Foto: reprodução | Portal Debate

A 2ª Câmara de Direito Privado do Tribunal de Justiça de São Paulo (TJSP) manteve a condenação de uma igreja e de dois líderes religiosos por discursos considerados discriminatórios contra a população LGBTQIA+. A decisão confirmou a sentença da 6ª Vara Cível de Santo André, que determinou o pagamento de R$ 100 mil por danos morais coletivos.

O caso teve origem em cultos transmitidos pela internet nos quais pessoas LGBTQIA+ foram associadas ao crime de pedofilia. Além da indenização, os condenados deverão retirar do ar os conteúdos considerados ofensivos, deixar de reproduzi-los em outros meios de comunicação e publicar uma nota de retratação.

O relator do recurso, desembargador Álvaro Passos, afirmou que a liberdade religiosa não pode ser utilizada como justificativa para práticas ilícitas e destacou que discursos desse tipo reforçam estereótipos e podem incentivar a intolerância e a discriminação.

“A responsabilidade civil, no caso de ofensa a direitos da coletividade, exsurge da conduta objetivamente discriminatória.
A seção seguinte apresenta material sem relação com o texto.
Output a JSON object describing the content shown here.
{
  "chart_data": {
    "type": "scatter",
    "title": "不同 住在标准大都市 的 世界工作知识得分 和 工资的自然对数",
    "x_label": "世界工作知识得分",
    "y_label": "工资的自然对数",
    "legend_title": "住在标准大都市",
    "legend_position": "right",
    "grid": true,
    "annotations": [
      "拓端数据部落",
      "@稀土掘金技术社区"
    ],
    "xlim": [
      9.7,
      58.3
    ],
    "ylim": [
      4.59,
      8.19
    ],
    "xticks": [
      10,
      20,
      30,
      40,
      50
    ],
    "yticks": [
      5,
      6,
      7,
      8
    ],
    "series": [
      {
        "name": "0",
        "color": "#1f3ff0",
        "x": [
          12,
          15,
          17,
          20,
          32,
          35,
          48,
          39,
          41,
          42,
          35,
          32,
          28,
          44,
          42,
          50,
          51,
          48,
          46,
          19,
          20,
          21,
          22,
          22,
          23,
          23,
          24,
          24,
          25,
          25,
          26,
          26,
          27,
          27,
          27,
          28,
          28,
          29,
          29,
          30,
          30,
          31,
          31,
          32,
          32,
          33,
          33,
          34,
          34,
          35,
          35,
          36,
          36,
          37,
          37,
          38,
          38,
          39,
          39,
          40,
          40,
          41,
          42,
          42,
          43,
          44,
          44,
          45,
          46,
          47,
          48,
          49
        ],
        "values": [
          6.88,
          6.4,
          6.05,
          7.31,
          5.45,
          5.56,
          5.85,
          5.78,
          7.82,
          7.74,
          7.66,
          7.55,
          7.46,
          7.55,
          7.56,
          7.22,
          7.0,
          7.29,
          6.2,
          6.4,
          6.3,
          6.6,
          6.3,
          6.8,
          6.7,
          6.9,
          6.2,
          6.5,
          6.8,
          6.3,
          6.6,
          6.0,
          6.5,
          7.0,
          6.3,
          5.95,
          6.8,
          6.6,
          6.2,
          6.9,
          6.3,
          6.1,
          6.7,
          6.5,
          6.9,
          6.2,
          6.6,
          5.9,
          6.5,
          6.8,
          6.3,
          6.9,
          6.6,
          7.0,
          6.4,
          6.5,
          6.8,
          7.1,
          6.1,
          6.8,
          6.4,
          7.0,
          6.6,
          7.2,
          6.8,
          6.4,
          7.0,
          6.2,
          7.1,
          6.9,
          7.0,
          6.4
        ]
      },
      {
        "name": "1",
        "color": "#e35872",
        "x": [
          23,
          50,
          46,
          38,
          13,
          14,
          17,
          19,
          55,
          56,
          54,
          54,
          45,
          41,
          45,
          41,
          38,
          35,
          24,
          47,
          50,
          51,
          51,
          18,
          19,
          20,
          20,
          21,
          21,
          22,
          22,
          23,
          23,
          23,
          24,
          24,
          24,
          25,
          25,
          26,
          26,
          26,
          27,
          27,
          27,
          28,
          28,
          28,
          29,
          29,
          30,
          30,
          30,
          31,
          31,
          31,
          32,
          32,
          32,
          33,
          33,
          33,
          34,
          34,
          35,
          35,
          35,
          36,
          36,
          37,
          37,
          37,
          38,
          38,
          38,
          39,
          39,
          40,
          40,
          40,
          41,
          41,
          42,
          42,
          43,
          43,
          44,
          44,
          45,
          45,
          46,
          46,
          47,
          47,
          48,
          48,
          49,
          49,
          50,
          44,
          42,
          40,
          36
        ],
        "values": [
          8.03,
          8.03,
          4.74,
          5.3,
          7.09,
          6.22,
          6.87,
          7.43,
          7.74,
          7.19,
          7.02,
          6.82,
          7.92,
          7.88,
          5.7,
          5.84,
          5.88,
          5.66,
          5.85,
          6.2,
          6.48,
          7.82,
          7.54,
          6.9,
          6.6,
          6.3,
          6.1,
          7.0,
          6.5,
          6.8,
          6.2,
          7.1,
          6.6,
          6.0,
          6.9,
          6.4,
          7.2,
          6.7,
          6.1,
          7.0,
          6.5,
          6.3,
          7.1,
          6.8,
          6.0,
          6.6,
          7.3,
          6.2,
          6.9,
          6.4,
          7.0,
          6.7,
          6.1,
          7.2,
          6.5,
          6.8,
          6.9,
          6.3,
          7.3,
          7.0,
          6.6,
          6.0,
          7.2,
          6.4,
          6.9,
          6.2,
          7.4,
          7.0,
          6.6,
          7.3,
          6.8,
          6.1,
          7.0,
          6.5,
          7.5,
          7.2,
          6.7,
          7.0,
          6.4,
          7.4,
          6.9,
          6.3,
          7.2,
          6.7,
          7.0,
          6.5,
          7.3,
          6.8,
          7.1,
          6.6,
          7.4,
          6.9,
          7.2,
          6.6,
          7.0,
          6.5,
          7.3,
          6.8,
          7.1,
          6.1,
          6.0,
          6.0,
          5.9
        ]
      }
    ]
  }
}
Associar uma orientação sexual ou identidade de gênero ao crime de pedofilia extrapola qualquer limite de pregação bíblica, atingindo a dignidade de todo um grupo social”, escreveu o magistrado.

Durante a análise do recurso, o relator também rejeitou o argumento de que os vídeos teriam circulação privada ou restrita. Segundo ele, a transmissão online e o caráter público dos cultos ampliaram o alcance do conteúdo.

Sobre o valor da indenização, Álvaro Passos afirmou que a reparação possui funções pedagógica e sancionatória, com o objetivo de evitar a repetição de condutas semelhantes. “O montante está em harmonia com a gravidade da ofensa e a necessidade de proteção das minorias vulneráveis frente ao racismo social (homotransfobia)”, registrou.

O julgamento foi unânime. Também participaram da sessão as desembargadoras Corrêa Patiño e Hertha Helena de Oliveira, que acompanharam integralmente o voto do relator.

Para o TJSP, a decisão reforça que a liberdade de manifestação religiosa encontra limites quando há violação da dignidade humana e dos direitos coletivos, especialmente em situações que estimulem discriminação contra grupos vulneráveis.